Tangkal Radikalisme, Serikat Guru Soroti Gaya Mengajar
- ANTARA FOTO/Yusuf Nugroho
VIVA – Terkait radikalisme dan terorisme yang belakangan ini marak terjadi dan mengikutsertakan anak-anak, Federasi Serikat Guru Indonesia (FSGI) angkat bicara. Ada beberapa hal yang menjadi catatan penting mereka dalam rangka membangun strategi menekan upaya radikalisasi di dunia pendidikan khususnya di sekolah.
Dalam pernyataan tertulis yang diterima VIVA pada Minggu, 20 Mei 2018, berikut ini empat poin catatan penting dan mendesak yang disoroti FSGI.
PERTAMA, kekerasan dalam bentuk apapun semestinya tidak lagi terjadi di masyarakat, apalagi di dunia pendidikan. Ideologi radikalisme, yang berujung dengan aksi kekerasan berawal dari cara pandang yang tidak menghargai perbedaan. Merasa bahwa pendapatnya, diri atau kelompoknya yang paling benar dan anti terhadap pluralitas.
Bibit-bibit radikalisme sudah tumbuh sejak dini di sekolah melalui pendidikan.
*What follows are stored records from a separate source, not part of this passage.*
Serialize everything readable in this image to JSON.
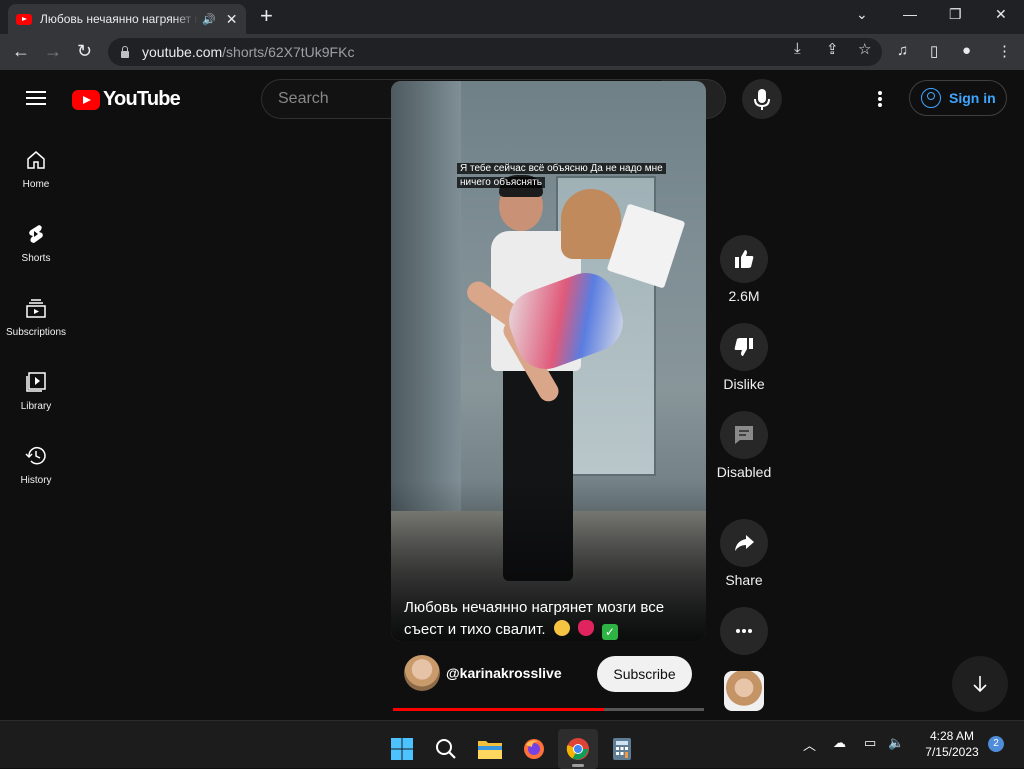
{
  "browser": {
    "tab_title": "Любовь нечаянно нагрянет мозги все съест и тихо свалит. 🤣 💔 ✅ - YouTube",
    "url_host": "youtube.com",
    "url_path": "/shorts/62X7tUk9FKc"
  },
  "header": {
    "logo_text": "YouTube",
    "search_placeholder": "Search",
    "signin_label": "Sign in"
  },
  "sidebar": {
    "items": [
      {
        "label": "Home",
        "icon": "home-icon"
      },
      {
        "label": "Shorts",
        "icon": "shorts-icon"
      },
      {
        "label": "Subscriptions",
        "icon": "subscriptions-icon"
      },
      {
        "label": "Library",
        "icon": "library-icon"
      },
      {
        "label": "History",
        "icon": "history-icon"
      }
    ]
  },
  "short": {
    "caption_lines": [
      "Я тебе сейчас всё объясню Да не надо мне",
      "ничего объяснять"
    ],
    "title_line1": "Любовь нечаянно нагрянет мозги все",
    "title_line2": "съест и тихо свалит.",
    "channel": "@karinakrosslive",
    "subscribe_label": "Subscribe",
    "progress": 0.68
  },
  "actions": {
    "likes": "2.6M",
    "dislike_label": "Dislike",
    "comments_label": "Disabled",
    "share_label": "Share"
  },
  "taskbar": {
    "time": "4:28 AM",
    "date": "7/15/2023",
    "notifications": "2"
  },
  "colors": {
    "youtube_red": "#ff0000",
    "link_blue": "#3ea6ff",
    "page_bg": "#0f0f0f"
  }
}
Pembelajaran di kelas yang tidak terbuka terhadap pergulatan pendapat dan cara pandang. “Pembelajarannya tidak didesain menghargai perbedaan.
Sehingga para siswa dan guru terjebak pada “intoleransi pasif”, yaitu perasaan dan sikap tidak menghargai akan perbedaan (suku, agama, ras, kelas sosial, pandangan keagamaan dan pandangan politik), walaupun belum berujung tindakan kekerasan. Model intoleransi pasif inilah yang mulai muncul di dunia pendidikan kita,” kata Heru Purnomo, Sekjen FSGI.
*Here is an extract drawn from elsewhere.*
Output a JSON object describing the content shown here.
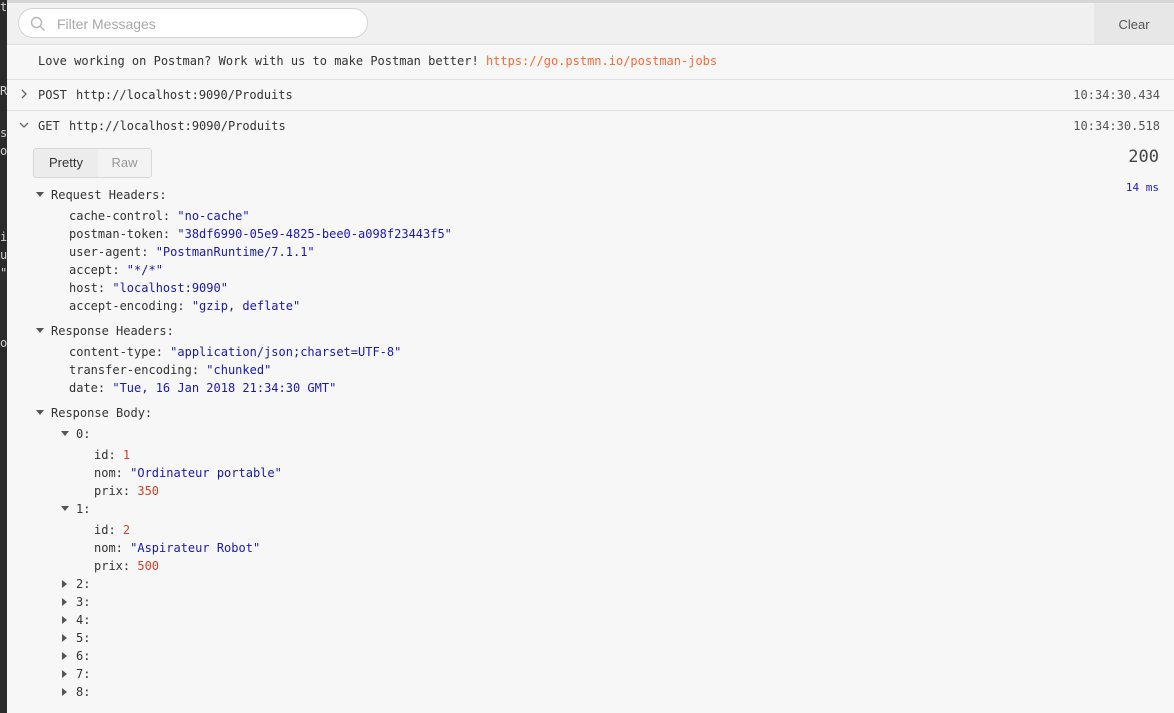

KEDUA, guru terjebak kepada pembelajaran yang satu arah. Maksudnya adalah praktik pembelajaran di kelas masih berpusat pada guru (teacher centered learning). Guru menerangkan pelajaran, siswa mendengar. Guru tahu, siswa tidak tahu. Guru selalu benar dan siswa bisa salah.
Seperti diungkapkan Wasekjen FSGI, Satriwan Salim, “Relasi pembelajaran yang terbangun antara guru dan siswa adalah relasi guru superior dan siswa inferior.” Pola seperti ini masih banyak ditemukan oleh FSGI di sekolah-sekolah.
“Tidak tercipta ‘pembelajaran dialogis’ antara siswa dan guru. Penyemaian radikalisme terjadi ketika guru terbiasa mendoktrin pelajaran, apalagi dalam ilmu sosial dan agama. Tidak terbangunnya suasana pembelajaran dialogis, mendengarkan pendapat argumentasi siswa,” ujar Satriwan yang juga seorang guru di SMA Labschool Jakarta.
FSGI menemukan bahkan ada guru yang tiap hari mem-posting di akun FB-nya berita-berita hoaks dari sumber tak kredibel. Aktif me-reshare tautan dan video bermuatan kebencian SARA. Dan konten-konten yang memojokkan salah satu kelompok politik di negara.
KETIGA, sikap siswa yang terbuka terhadap praktik intoleransi mulai berkembang di kelas ketika diajar oleh guru yang membawa pandangan politik pribadinya ke dalam kelas. “Guru mengajar, sambil menjelaskan materi kemudian menyisipkan pilihan-pilihan politik bahkan sikap politik pribadinya terkait calon presiden atau komentar terkait aksi terorisme yang terjadi bahwa ini adalah pengalihan isu atau mendukung konsep negara khilafah, bahkan bersimpati terhadap ISIS,” kata Heru.
KEEMPAT, masuknya bibit radikalisme ke sekolah karena sekolah cenderung tidak memperhatikan secara khusus dan ketat perihal kegiatan kesiswaan, apalagi terkait keagamaan. Ditambah intervensi alumni dan pemateri yang diambil dari luar sekolah tanpa screening oleh guru atau kepala sekolah.
Masuknya pemikiran yang membahayakan kebhinnekaan ini bisa dari alumni melalui organisasi sekolah atau ekstrakurikuler, pemateri kegiatan kesiswaan yang bersifat rutin (sepeti mentoring dan kajian terbatas).